Only a small number of companies have managed to establish the practice of departing early, while operators of department stores and amusement facilities are running out of ideas to attract visitors on the designated Fridays.
Travel agency H.I.S. Co. used to highlight the campaign on its website, but the post is now difficult to locate.
“With many people busy at the end of the month, not a lot of people go on holiday because of Premium Friday,” a company official said, questioning the effectiveness of the government-backed campaign.
Yomiuri Land Co., which runs an amusement park, sold discount tickets only for the first Premium Friday event on Feb. 24.
An air of disappointment meanwhile hangs over the department store sector, which has been competing to provide different services, such as events and discounts, for early evening visitors.

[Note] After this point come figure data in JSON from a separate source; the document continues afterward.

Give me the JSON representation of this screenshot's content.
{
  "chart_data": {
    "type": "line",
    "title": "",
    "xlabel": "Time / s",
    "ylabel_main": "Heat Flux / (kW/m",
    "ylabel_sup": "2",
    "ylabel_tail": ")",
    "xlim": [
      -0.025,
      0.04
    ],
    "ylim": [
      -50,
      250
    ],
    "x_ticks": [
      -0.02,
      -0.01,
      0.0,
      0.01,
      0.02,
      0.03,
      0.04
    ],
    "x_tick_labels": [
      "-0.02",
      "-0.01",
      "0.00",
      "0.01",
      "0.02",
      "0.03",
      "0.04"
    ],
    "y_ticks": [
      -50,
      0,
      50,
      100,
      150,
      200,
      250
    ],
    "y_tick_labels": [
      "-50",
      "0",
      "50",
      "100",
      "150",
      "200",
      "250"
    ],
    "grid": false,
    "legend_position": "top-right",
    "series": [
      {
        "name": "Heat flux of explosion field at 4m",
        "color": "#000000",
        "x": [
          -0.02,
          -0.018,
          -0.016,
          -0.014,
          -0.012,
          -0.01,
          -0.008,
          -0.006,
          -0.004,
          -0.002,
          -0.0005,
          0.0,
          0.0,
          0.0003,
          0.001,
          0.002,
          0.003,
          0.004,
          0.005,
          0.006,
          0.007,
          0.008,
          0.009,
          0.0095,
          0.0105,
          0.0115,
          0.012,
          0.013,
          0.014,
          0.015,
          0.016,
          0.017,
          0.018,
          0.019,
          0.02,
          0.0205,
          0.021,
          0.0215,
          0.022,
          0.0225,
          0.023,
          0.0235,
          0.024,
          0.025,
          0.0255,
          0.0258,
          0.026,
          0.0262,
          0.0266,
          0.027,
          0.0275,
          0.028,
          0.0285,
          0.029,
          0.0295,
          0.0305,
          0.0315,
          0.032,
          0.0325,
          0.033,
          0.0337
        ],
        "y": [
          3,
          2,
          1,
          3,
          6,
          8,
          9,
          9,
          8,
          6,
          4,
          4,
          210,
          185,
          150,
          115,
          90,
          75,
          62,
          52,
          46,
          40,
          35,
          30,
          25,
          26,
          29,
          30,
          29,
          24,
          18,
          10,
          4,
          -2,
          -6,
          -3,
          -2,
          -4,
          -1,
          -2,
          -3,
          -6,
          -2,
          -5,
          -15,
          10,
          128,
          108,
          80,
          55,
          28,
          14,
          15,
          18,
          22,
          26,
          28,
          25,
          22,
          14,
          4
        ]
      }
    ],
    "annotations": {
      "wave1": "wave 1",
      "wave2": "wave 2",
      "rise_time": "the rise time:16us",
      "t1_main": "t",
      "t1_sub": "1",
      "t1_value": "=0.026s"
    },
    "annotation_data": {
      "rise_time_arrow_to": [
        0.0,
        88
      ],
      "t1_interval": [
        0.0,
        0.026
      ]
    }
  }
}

“Few people are leaving work early and the effect has not been great,” said Shigeki Yamazaki, managing director of the Japan Department Stores Association.
But there are some businesses that are benefitting from the campaign.
For example, izakaya (traditional taverns) specializing in tuna dishes have seen an increase in customers after cutting prices in the early evenings.
Suntory Beer Ltd., which has actively promoted drinking at home, saw higher sales as well.
But sources in the food service industry said it is unclear whether the increase in sales has been worth the cost of promoting Premium Friday.
According to the Ministry of Economy, Trade and Industry, slightly over 500 companies, mainly big businesses, allow employees to leave early.
An official at major confectionery maker Morinaga & Co. said its system for letting workers depart early has led to improved productivity.
On the other hand, it is hard for many small companies outside Tokyo and other big cities to introduce such a system, and the movement isn’t spreading throughout Japan.
“Improvements are needed to enable workers to take time off flexibly, not just on busy days at the end of the month,” Toshihiro Nagahama, senior economist at the Dai-ichi Life Research Institute, said. He warned that the Premium Friday campaign will “fizzle out” unless such a measure is taken.
A public-private promotion council set up for the initiative plans to continue the promotional activities.
Akio Mimura, chairman of the Japan Chamber of Commerce and Industry, however, said it is time to make an assessment now that the campaign has entered its sixth month.